El cierre incluye organismos y fundaciones que durante años funcionaron como pilares administrativos y simbólicos del proyecto chavista. Para analistas, este movimiento representa un intento de rediseñar estructuras heredadas que habían acumulado poder y funciones paralelas dentro del Estado, en un momento en que Venezuela enfrenta presiones económicas y demandas de mayor eficiencia institucional.
La medida también ha generado interrogantes sobre el futuro de programas sociales y de seguridad vinculados a estas entidades. Aunque algunas funciones serán absorbidas por otros ministerios, persiste la incertidumbre sobre el impacto real en sectores vulnerables y sobre el destino de recursos manejados históricamente con poca transparencia.
En el plano político, la decisión es interpretada como un golpe interno al legado del chavismo tradicional, pero también como una señal hacia la comunidad internacional de que el gobierno busca proyectar una etapa de reorganización. Este tipo de reformas ocurre mientras Venezuela sigue bajo observación global por su situación democrática, económica y humanitaria.
Más allá del cierre administrativo, el episodio refleja la transformación de un modelo de poder que durante décadas se apoyó en estructuras presidenciales especiales. El desmantelamiento de estos organismos podría redefinir el equilibrio dentro del oficialismo y abrir nuevas disputas sobre el rumbo institucional del país.
English version
Delcy Rodríguez orders shutdown of key Chavista institutions in Venezuela’s state restructuring
Venezuelan Vice President and leading government figure Delcy Rodríguez has ordered the closure of several public entities linked to the presidency, some originally created under Hugo Chávez and Nicolás Maduro. The decision, announced in February, marks a significant institutional shift with political consequences both domestically and internationally.

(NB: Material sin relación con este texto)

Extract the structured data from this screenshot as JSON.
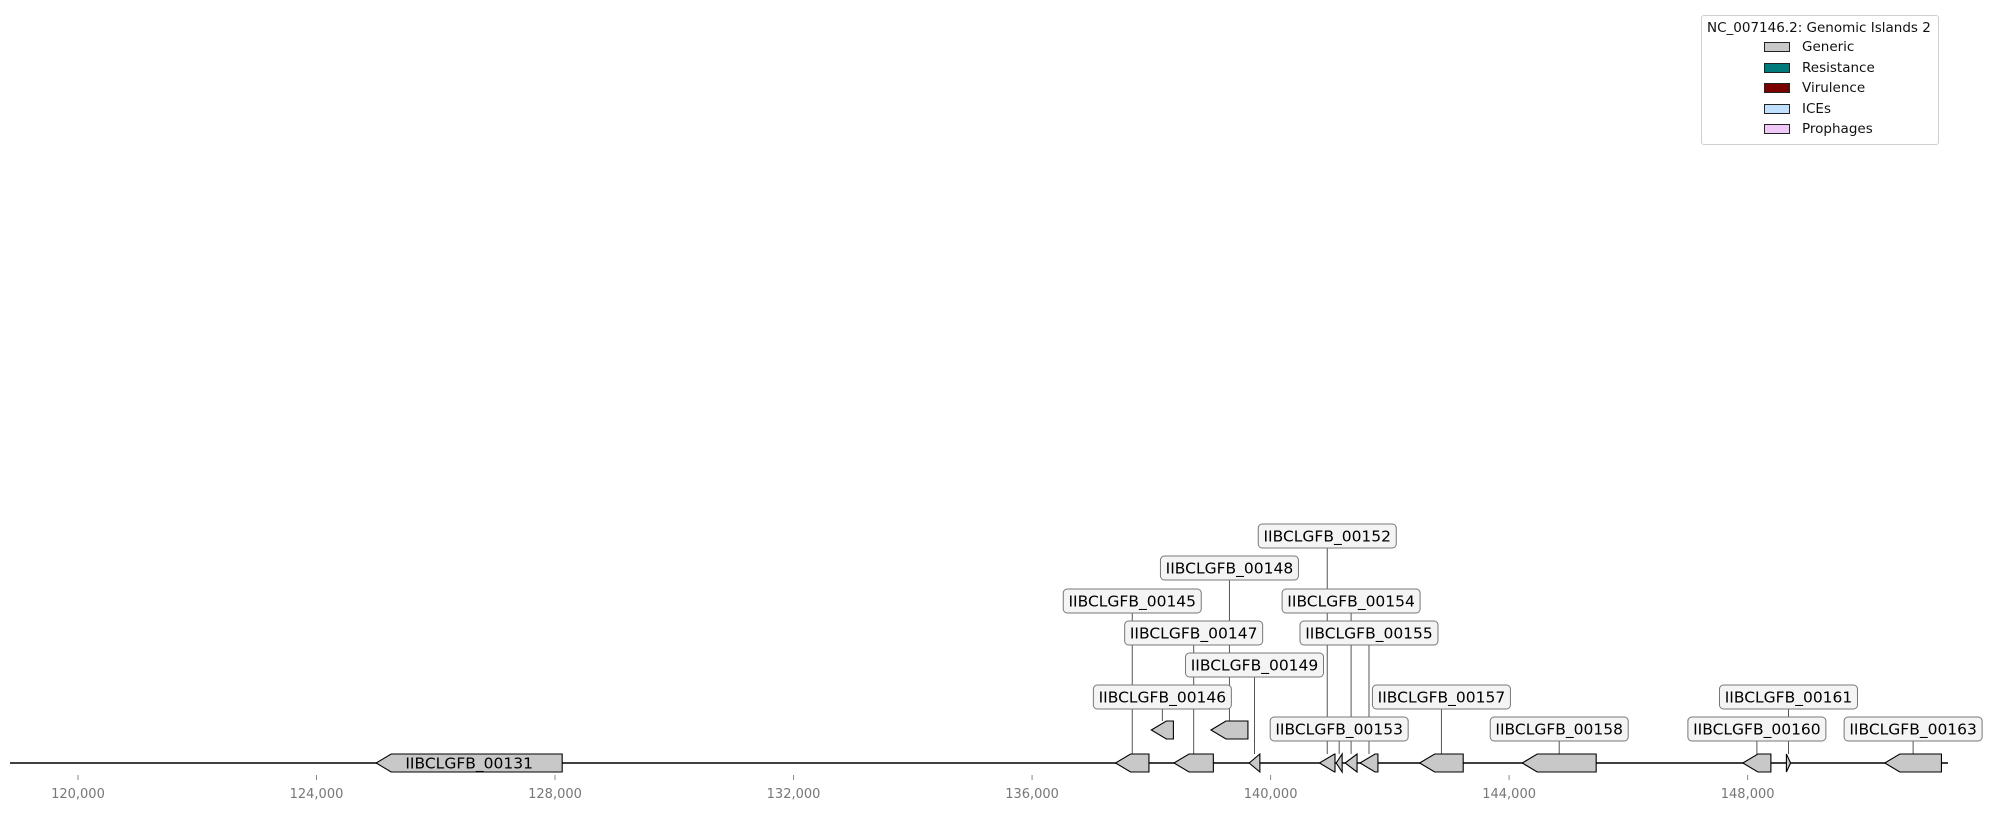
{
  "record": "NC_007146.2",
  "legend": {
    "title": "NC_007146.2: Genomic Islands 2",
    "items": [
      {
        "label": "Generic",
        "color": "#c8c8c8"
      },
      {
        "label": "Resistance",
        "color": "#007b7b"
      },
      {
        "label": "Virulence",
        "color": "#7b0000"
      },
      {
        "label": "ICEs",
        "color": "#c0e0ff"
      },
      {
        "label": "Prophages",
        "color": "#f0c8f8"
      }
    ]
  },
  "axis": {
    "start": 118860,
    "end": 151360,
    "ticks": [
      120000,
      124000,
      128000,
      132000,
      136000,
      140000,
      144000,
      148000
    ],
    "tick_labels": [
      "120,000",
      "124,000",
      "128,000",
      "132,000",
      "136,000",
      "140,000",
      "144,000",
      "148,000"
    ]
  },
  "genes": [
    {
      "id": "IIBCLGFB_00131",
      "start": 125000,
      "end": 128120,
      "strand": -1,
      "label": "IIBCLGFB_00131",
      "label_inside": true
    },
    {
      "id": "IIBCLGFB_00145",
      "start": 137400,
      "end": 137960,
      "strand": -1,
      "label": "IIBCLGFB_00145",
      "level": 4
    },
    {
      "id": "IIBCLGFB_00146",
      "start": 138000,
      "end": 138370,
      "strand": -1,
      "label": "IIBCLGFB_00146",
      "level": 1,
      "raised": true
    },
    {
      "id": "IIBCLGFB_00147",
      "start": 138380,
      "end": 139040,
      "strand": -1,
      "label": "IIBCLGFB_00147",
      "level": 3
    },
    {
      "id": "IIBCLGFB_00148",
      "start": 139000,
      "end": 139620,
      "strand": -1,
      "label": "IIBCLGFB_00148",
      "level": 5,
      "raised": true
    },
    {
      "id": "IIBCLGFB_00149",
      "start": 139640,
      "end": 139820,
      "strand": -1,
      "label": "IIBCLGFB_00149",
      "level": 2
    },
    {
      "id": "IIBCLGFB_00152",
      "start": 140820,
      "end": 141080,
      "strand": -1,
      "label": "IIBCLGFB_00152",
      "level": 6
    },
    {
      "id": "IIBCLGFB_00153",
      "start": 141100,
      "end": 141200,
      "strand": -1,
      "label": "IIBCLGFB_00153",
      "level": 0
    },
    {
      "id": "IIBCLGFB_00154",
      "start": 141250,
      "end": 141450,
      "strand": -1,
      "label": "IIBCLGFB_00154",
      "level": 4
    },
    {
      "id": "IIBCLGFB_00155",
      "start": 141500,
      "end": 141800,
      "strand": -1,
      "label": "IIBCLGFB_00155",
      "level": 3
    },
    {
      "id": "IIBCLGFB_00157",
      "start": 142500,
      "end": 143230,
      "strand": -1,
      "label": "IIBCLGFB_00157",
      "level": 1
    },
    {
      "id": "IIBCLGFB_00158",
      "start": 144220,
      "end": 145460,
      "strand": -1,
      "label": "IIBCLGFB_00158",
      "level": 0
    },
    {
      "id": "IIBCLGFB_00160",
      "start": 147920,
      "end": 148390,
      "strand": -1,
      "label": "IIBCLGFB_00160",
      "level": 0
    },
    {
      "id": "IIBCLGFB_00161",
      "start": 148650,
      "end": 148720,
      "strand": 1,
      "label": "IIBCLGFB_00161",
      "level": 1
    },
    {
      "id": "IIBCLGFB_00163",
      "start": 150300,
      "end": 151250,
      "strand": -1,
      "label": "IIBCLGFB_00163",
      "level": 0
    }
  ]
}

The shutdown affects agencies and foundations that for years served as administrative and symbolic pillars of the Chavista project. Analysts see the move as an effort to redesign inherited structures that had accumulated power and operated as parallel mechanisms within the state, at a time when Venezuela faces economic pressure and demands for greater institutional efficiency.
The measure has also raised questions about the future of social and security programs tied to these bodies. While some responsibilities will be transferred to other ministries, uncertainty remains over the real impact on vulnerable communities and the fate of resources historically managed with limited transparency.

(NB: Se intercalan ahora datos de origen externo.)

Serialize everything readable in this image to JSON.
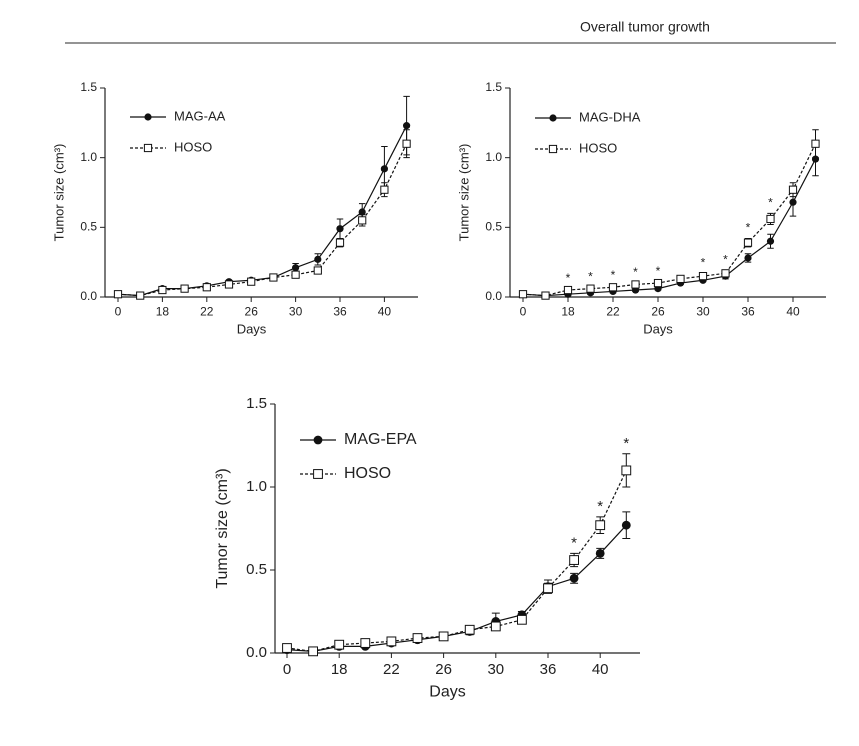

Politically, the decision is being interpreted as an internal blow to the traditional Chavista legacy, but also as a signal to the international community that the government is attempting to project a new phase of restructuring. Such reforms come as Venezuela continues to face global scrutiny over its democratic, economic, and humanitarian situation.
Beyond administrative changes, the episode reflects the transformation of a power model that relied for decades on special presidential structures. The dismantling of these institutions could reshape internal balances within the ruling movement and trigger new disputes over the country’s institutional direction.